Code is compiling but produces unexpected error for given thresholds:

    let confidence_threshold = 0.02;
    let top_k = 5000;

Error:

thread '<unnamed>' panicked at 'range end index 5000 out of range for slice of length 277', src/postprocessing.rs:195:22

So this implies if i am not mistaken that filtering operation:

   let mut ind_above_thresh: Vec<usize> = scores
        .iter()
        .enumerate()
        .filter_map(|(ind, &score)| (score > confidence_threshold).then(|| ind))
        .collect();

discards too many values which further implies that network outputs might be wrong (delta is too big), this is still not confirmed and shouldn't be the case even though original implementation is using pytorch and in rust implementation onnxruntime is used because i am passing exactly the same image as network input and there were no issues when switching between inference engines in python.
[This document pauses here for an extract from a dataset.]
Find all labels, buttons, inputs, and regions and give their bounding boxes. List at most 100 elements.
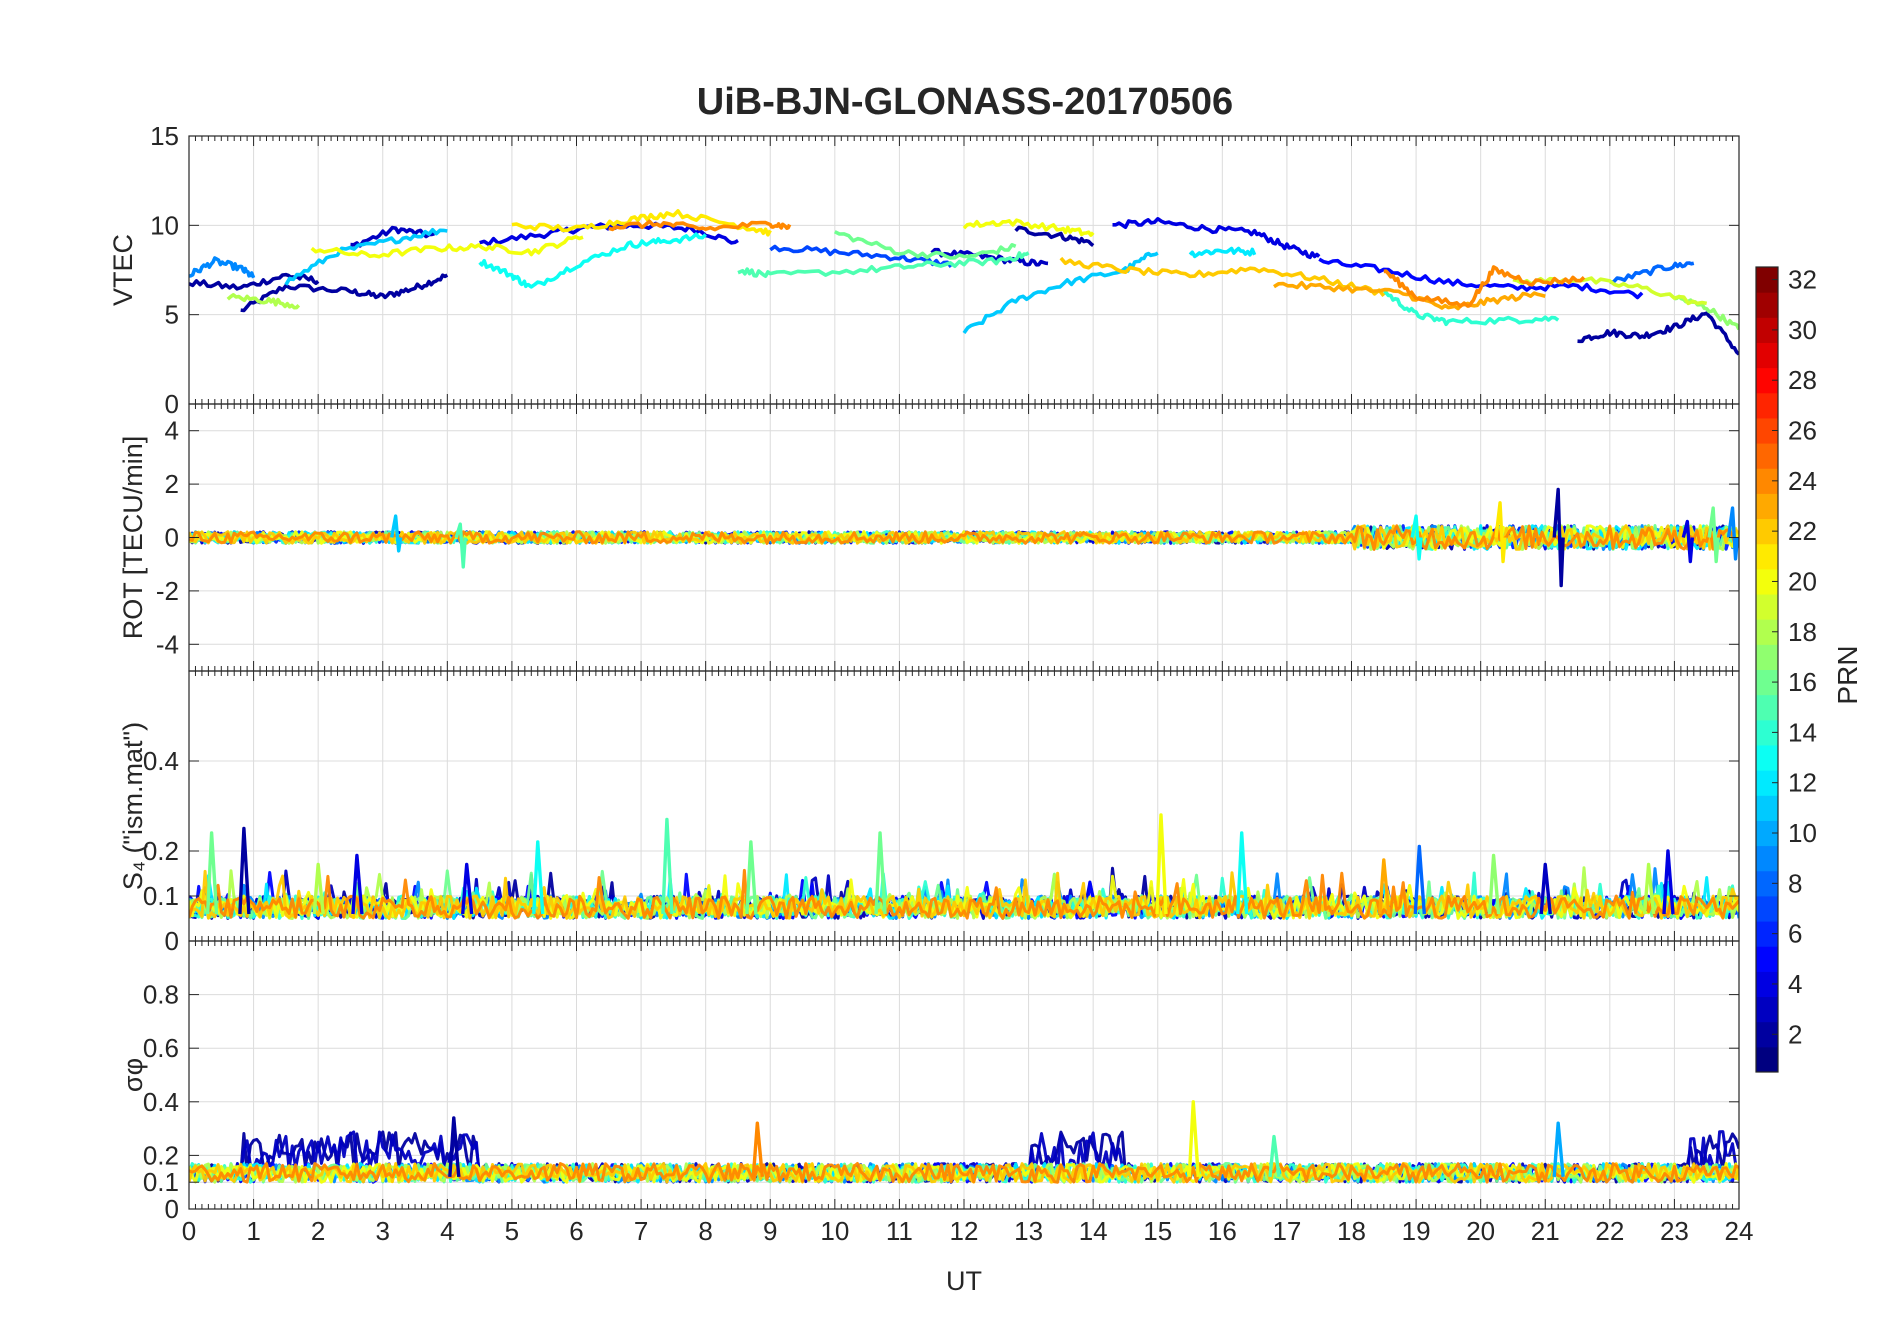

Still trying to understand if this can somehow be related to incorrect tensor manipulations

[jturner314]

Yeah, if that panic occurs on the line let top_k_ind = &ind_above_thresh[..top_k];, then ind_above_thresh has length 277, which means that 277 scores are above confidence_threshold. It sounds like this is less than what you were expecting. The bug could be in the code I suggested or somewhere else. I'd suggest testing smaller pieces of the code separately to narrow down where the problem is located.

[bluss]

The course of this issue is just a discussion I guess? I could move it to discussions, and using discussions is also a good idea (but I realize they might be less visible).

[jturner314]

Yeah, it's just a discussion. I didn't realize that it was possible to convert issues to discussions. I'll try it. Edit: That's pretty cool. Thanks for pointing out that feature.

[bluss]

github has been tweaking the discussion feature a bit since launch. I don't know if the lock topic was yours or due to moving to discussions, but it shouldn't be needed to do that. Issues I've moved before have practically "disappeared" instead of having a lock, at least..

[jturner314]

Yeah, GitHub closed and locked the issue as part of converting it into a discussion, I guess to force the conversation to move to the discussion. I'm surprised that there's no way to unlock the issue.

[bluss]

I see that you wrote ArrayBase<OwnedRepr<f32>, Dim<[usize; 2]>> in your code. There are type aliases for the various combinations, and it's not intended to ever be written out in full like that. Please use one of the equivalent ways to write the same type: Array<f32, Ix2> or Array2<f32>. (and array views work similarly with the ArrayView and ArrayViewMut aliases).